They’re not innocuous.
Rather, they are centrally marked by “a number of minefields” that employers in Connecticut and all other states across the country must pay due heed to and steer clear of to avoid potential liability.
What commentator Jennifer R. Cotner is addressing in an article in an employment-themed publication are the pitfalls closely linked with mistakes that business managers can easily make concerning the questions they pose in job applications.

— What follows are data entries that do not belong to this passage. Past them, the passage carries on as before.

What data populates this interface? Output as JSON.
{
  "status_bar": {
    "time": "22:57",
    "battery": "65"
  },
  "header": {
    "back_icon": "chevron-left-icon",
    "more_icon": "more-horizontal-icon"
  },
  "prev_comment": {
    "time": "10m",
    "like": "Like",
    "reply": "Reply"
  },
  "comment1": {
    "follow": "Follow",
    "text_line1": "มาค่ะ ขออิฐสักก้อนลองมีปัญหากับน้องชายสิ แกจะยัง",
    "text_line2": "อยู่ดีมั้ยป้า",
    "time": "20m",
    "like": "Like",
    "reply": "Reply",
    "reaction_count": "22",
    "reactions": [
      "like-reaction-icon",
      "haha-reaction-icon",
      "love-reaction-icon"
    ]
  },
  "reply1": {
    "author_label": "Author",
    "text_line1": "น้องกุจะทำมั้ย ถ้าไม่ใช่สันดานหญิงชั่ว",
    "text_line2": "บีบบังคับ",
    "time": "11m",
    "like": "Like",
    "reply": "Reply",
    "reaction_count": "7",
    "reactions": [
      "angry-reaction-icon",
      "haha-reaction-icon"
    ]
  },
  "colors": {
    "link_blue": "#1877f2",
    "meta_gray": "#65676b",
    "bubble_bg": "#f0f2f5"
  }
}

Cotner properly points out in her comments that some subject matter and certain questions simply cannot be raised in a formal application, and it is incumbent on HR principals and other company decision makers to ensure that topics are not broached that are lawfully off limits in the hiring process.
Here’s one example, in the form of an altogether direct interrogatory: Are you married?
In some states, Cotner notes, “marital or familial status is a protected classification” that is flatly taboo as a discussion point at any time during the application process.
Other questions yield a similar concern for their ability to run quickly afoul of both state and federal laws. Here are just a few, which we suspect many of our readers have already formulated in their minds:
- Do you follow any particular religion?
- What is your sexual orientation?
- Do you have medical information to impart regarding any disability?
- Have you ever been arrested for a crime?
At bottom, common sense largely prevails when it comes to the information and attendant data solicited on a job application. In addition, though, complexities and evolving laws can make it a worthwhile endeavor for any employer to consult with a proven employment attorney for advice regarding job application best practices.
And workers, too (both prospective and actual employees) can receive candid guidance and diligent representation in the event that the documents they have completed might conceivably surface later as evidence in a legal matter.